Not only that, but he seems sincere about the ideas that drive "Avatar", things like respecting nature and other cultures and striving for peace rather than war. He seems almost to have taken a page out of the Hayao Miyazaki playbook here (though I certainly wish he would crib a few more pages for good measure) by emphasizing such concerns. Using these ideas as the backbone of a big, corporate-funded blockbuster filled with explosions and spectacle would be offensive if you didn't get the sense that James Cameron actually cares about these things, that he's passionate about these ideas and can only express them in this silly special effects extravaganza filled with giant blue-skinned cat people. That passion, surprisingly, comes through in every frame of this film. It elevates this material every step of the way. Not only that, but the movie looks absolutely gorgeous. The blue people looked dumb to me in the trailers, but they and their environments work perfectly in the finished product, looking nearly photo-realistic most of the time.

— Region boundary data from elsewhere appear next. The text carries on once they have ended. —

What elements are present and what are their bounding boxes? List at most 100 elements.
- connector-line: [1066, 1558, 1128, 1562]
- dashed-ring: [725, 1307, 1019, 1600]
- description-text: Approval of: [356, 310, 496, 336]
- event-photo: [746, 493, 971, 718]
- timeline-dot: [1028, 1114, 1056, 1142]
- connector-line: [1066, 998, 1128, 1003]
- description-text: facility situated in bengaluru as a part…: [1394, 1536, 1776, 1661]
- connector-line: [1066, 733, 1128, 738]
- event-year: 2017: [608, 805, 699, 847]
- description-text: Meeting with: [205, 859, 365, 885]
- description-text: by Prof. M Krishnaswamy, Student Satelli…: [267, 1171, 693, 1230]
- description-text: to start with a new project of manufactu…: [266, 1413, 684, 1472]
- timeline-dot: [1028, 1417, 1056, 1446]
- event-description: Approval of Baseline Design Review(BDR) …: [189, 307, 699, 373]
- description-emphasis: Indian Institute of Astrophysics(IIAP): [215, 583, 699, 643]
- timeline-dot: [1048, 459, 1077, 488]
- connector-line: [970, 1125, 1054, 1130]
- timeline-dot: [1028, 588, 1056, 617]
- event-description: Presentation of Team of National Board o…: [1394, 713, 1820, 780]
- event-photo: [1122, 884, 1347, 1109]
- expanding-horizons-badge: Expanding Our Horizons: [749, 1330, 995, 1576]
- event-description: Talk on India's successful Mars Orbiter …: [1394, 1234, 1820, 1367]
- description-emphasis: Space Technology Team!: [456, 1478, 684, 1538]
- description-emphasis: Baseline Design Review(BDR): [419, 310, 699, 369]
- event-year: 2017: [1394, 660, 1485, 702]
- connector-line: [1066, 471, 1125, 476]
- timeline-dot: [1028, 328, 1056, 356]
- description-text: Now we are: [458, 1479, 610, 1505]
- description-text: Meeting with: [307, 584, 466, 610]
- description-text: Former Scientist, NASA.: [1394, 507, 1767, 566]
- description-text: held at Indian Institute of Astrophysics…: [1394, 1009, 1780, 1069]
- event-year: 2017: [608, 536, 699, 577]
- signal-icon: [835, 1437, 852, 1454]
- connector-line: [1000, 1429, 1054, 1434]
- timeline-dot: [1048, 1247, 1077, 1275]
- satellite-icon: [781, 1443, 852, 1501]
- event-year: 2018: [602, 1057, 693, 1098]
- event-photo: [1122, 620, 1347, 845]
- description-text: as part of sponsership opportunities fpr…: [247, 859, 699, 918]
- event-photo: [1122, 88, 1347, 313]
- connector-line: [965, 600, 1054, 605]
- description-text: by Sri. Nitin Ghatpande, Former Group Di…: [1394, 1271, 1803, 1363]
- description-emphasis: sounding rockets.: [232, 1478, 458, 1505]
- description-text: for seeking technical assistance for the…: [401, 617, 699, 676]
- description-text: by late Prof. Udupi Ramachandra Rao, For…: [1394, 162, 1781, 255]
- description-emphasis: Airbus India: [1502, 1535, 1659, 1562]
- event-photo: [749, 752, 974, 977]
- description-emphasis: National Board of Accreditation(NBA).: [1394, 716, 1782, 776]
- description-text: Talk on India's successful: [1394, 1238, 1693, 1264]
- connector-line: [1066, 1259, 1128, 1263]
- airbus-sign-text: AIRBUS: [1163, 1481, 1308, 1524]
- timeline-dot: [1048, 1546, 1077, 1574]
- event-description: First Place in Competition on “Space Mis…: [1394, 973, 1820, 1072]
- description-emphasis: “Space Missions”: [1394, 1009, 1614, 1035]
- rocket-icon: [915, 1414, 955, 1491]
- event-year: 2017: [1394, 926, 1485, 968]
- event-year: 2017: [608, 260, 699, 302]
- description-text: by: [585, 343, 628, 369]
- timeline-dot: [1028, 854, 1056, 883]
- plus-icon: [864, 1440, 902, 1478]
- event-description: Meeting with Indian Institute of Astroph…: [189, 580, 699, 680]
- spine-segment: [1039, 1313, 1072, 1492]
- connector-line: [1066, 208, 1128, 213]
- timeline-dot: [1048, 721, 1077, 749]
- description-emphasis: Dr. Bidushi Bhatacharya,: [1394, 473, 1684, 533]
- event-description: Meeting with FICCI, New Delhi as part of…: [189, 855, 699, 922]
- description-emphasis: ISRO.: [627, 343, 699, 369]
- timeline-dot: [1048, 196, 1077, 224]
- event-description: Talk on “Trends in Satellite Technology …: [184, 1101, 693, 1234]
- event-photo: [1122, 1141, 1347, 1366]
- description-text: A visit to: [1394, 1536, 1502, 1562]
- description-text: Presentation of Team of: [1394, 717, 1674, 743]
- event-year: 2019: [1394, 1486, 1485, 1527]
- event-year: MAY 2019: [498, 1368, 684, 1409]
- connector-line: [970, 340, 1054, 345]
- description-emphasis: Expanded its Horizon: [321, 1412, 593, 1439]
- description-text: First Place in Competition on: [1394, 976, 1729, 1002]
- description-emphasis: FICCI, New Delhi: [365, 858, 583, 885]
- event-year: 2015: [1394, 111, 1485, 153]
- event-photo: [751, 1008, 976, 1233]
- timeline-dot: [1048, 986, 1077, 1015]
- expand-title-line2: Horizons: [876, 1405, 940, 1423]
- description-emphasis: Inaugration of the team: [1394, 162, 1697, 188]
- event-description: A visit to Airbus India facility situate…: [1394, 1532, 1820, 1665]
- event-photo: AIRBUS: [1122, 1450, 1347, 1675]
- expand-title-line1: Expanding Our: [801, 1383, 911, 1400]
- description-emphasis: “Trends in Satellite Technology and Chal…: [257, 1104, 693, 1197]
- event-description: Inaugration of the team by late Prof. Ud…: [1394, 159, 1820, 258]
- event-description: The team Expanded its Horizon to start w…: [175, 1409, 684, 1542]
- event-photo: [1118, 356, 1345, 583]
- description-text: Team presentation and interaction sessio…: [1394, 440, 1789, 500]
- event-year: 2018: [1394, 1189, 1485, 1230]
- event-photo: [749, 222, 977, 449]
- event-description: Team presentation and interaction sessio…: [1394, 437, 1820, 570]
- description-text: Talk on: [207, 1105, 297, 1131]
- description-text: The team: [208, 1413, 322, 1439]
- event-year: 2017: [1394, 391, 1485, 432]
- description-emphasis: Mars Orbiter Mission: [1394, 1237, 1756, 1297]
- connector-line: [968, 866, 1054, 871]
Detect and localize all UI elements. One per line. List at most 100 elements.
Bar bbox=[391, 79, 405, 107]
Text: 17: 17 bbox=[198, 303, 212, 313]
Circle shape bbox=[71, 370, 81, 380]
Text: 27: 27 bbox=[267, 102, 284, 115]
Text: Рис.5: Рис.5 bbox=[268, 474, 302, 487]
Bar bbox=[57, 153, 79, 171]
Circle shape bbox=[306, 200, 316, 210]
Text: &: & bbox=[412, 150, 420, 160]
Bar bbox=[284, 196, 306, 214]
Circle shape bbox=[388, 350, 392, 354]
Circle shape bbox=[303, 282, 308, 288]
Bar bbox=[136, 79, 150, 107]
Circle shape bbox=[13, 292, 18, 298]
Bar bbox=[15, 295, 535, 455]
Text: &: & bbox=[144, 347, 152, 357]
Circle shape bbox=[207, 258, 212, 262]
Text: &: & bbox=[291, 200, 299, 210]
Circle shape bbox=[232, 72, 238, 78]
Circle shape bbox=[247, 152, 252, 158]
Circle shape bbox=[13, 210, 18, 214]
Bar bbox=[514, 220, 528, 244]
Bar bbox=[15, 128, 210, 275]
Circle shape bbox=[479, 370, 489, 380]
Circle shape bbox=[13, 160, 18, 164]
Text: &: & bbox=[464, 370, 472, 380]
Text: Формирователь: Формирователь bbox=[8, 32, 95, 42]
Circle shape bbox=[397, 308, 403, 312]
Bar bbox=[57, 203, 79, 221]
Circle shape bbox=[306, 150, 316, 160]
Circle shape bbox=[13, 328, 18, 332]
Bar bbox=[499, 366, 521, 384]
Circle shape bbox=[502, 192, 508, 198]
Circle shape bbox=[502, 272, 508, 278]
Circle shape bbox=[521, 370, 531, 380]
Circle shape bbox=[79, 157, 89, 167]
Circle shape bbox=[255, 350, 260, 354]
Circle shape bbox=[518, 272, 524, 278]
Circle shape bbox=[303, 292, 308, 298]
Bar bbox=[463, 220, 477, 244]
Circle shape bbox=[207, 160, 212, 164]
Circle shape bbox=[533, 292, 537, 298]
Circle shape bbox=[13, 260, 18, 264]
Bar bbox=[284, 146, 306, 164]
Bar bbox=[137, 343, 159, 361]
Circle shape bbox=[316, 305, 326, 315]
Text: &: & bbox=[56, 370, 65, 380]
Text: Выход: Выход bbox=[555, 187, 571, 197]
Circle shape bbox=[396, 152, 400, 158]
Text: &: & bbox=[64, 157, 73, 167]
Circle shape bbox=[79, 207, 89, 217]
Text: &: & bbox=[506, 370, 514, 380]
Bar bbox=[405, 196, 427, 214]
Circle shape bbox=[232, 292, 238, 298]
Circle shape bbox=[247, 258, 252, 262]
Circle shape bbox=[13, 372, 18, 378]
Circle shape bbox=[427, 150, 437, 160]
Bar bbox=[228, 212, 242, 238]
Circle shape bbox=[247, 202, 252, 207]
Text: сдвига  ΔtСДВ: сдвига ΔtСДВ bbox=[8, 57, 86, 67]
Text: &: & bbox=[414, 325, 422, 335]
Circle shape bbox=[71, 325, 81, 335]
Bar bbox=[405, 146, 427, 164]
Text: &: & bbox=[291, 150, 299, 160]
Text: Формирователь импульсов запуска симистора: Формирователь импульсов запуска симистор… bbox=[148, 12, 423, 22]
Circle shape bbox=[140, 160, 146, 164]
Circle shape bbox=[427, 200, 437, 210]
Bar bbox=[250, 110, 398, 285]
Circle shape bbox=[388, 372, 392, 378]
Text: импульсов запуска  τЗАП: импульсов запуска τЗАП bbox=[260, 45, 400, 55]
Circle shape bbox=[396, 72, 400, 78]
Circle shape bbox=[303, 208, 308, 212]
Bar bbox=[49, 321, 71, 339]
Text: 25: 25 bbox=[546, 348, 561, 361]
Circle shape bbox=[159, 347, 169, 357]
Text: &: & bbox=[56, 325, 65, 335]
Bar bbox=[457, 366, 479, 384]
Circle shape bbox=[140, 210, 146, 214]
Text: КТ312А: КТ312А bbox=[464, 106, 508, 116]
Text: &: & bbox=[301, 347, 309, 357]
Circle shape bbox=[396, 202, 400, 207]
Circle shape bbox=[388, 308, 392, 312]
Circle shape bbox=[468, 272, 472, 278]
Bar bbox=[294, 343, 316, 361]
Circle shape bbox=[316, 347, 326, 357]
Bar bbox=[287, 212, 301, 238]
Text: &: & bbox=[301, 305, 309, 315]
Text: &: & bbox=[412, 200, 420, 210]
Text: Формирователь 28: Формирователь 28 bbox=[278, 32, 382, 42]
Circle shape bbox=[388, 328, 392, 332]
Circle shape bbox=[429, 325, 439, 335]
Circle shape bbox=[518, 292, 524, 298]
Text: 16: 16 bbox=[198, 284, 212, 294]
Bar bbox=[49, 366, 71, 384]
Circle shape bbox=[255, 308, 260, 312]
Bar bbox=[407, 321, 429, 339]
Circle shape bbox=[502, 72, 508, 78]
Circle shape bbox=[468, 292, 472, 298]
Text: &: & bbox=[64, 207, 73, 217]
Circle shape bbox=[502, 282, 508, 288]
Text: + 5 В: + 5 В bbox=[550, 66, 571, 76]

Part of me wants to hate this movie, has good reason to, but I can't. An equal part of me wants to rave about this film and say how powerful it is, but I can't quite do that either. Though, as I mentioned, it is very sincere for a blockbuster and one must admire the subversiveness of its making humans the bad guys, rubbing our American noses in our shameful history and getting us to root against what are essentially avatars (sorry) of our own forefathers. Plenty of classic films have flaws (for a prime example, look no further than John Ford's "The Searchers"), sometimes quite glaring ones, but if the stuff that works works well enough, those flaws cease to matter. "Avatar" isn't a classic, but the things that work do work well enough to smooth over whatever Lang and Worthington are doing and lines about how the indigenous population of the planet wants to "kill you and eat your eyes for jujubes" (ugh). The action is genuinely rousing and the performances that do work (Zoe Saldana is fantastic here and Michelle Rodriguez and Sigourney Weaver are impressive) work very, very well.

It's got problems, sure, but unlike other blockbuster entertainment like the "Transformers" series or "Twilight", it has enough meat to it that you can't dismiss it entirely.